“I’d like to go Nelson,” Kathy, my best friend, announced on a dog walk one day having never been there.
“There’s a writers festival there coming up,” I said.
“Lets take the dogs for sure. I enjoy myself so much more knowing Sparkie is having a good time too,” she added.
“I feel exactly the same way.”
Nattering our thoughts out loud at the same time, we batted around details and possible dates getting excited about the idea. Kathy was such a good, comfortable friend. No pretense at all. No inhibitions between us.
The date was set for a July weekend. Kathy picked Brinkley and I up, with all our gear bright and early Thursday morning. We planned to have a picnic about half way and each packed a great pickins to share.
Pulling into a rest stop in Midway with a clean looking outhouse for us girls, it had a matching picnic table plus a babbling brook to water the dogs.
“I brought nachos,” I announced.
“I have cherries.”
The dogs roared over the river rocks, slapping through shallow water as we lunched.
We arrived at Nelson at suppertime after ten hours of traveling, and checked into our pre-booked hotel room. It was great they allowed dogs.
Brinkley and Sparkie had grown up together. They were 5 now, and more mellow but still happily rumbled together.
“You will be charged an additional nights stay for any noise complaints we get regarding the dogs,” the hotel clerk was obliged to tell us.
“That’s fine.“ We eagerly unloaded amazed at what two women and two dogs need for three days. Once settled in, we headed for the dog park google said was close by.
The park was beautiful. A wide gravel path ran between the Nelson airstrip and the lake. A chain link fence provided safety from the landing strip and there were mini peninsulas’, like teeth in a comb, that sported a beach on every one.
The dogs ran and swam, frolicking with each other, inviting every other canine to join in, of which there were plenty. We stood chatting with other owners learning more about Nelson.
Once the dogs were tired and back in the hotel, we splurged with a lovely steak dinner for ourselves. All were bushed by 8 pm.
Brinkley liked sleeping on Kathy’s bed just because. And Spark was on my bed. That was the thing with us and our dogs - our beds were interchangeable to them.
The dogs were calm but ever alert to our rustling bags as we wound down.
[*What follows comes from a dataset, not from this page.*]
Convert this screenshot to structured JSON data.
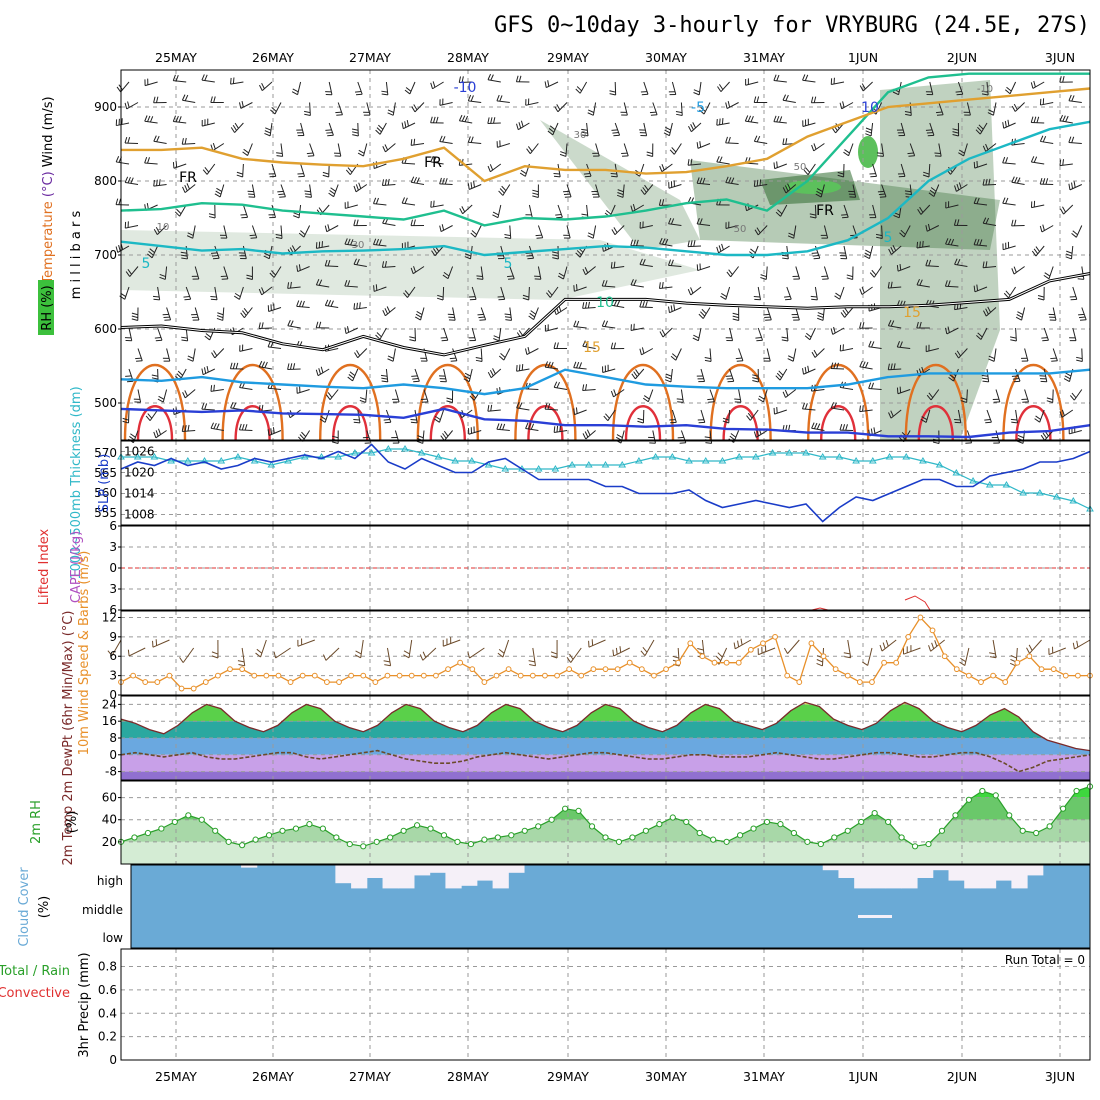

“I brought ear plugs for you. Apparently I snore like crazy, especially if I’m tired,” Kathy said, “like tonight.”
“No worries. You haven’t heard Brinkley.” We giggled.
Finally comfortable in our own way, I turned the lights off hunkering into a movie. It was quiet and pitch black except for the blue glow of the TV. Just how a hotel movie should be.
Kathy was right and by the second commercial she was out like a light, sawing old growth cedars. I turned up the volume a notch.
By now, Brinkley too was starting to weeze a little on the exhale. I gave her a Gravol to help konk her out because when she gets over exhausted, she’s too anxious to sleep.
She was still on Kathy's bed but unbeknownst to either of us, my beagle had nestled her way under the blankets on the far side, head on the passenger’s pillow. I laughed at the site when I noticed and went back to my show. A little while later, Brinkley got a louder. The Gravol was kicking in.
Kathy was still at it herself, and it was fast becoming a snore fest. Kathy snoring on the inhale and Brinkley picking it up on the exhale. Kathy flat out on her back, arms overhead, face slightly turned towards the patio – out cold. Brinkley on her side, facing Kathy, covers neatly folded back at the shoulders, head and snout on the pillow, keeping perfect pace in strength and density on each breath. It was the best audio-visual I’d ever experienced. I don’t know who was unconscious more. Between them they must’ve logged enough timber for a full round house.
Next morning, Kathy exclaimed, ”Boy, did I ever sleep good”. Brinkley smiled over at her as if to say ‘You took the words right out of my mouth.’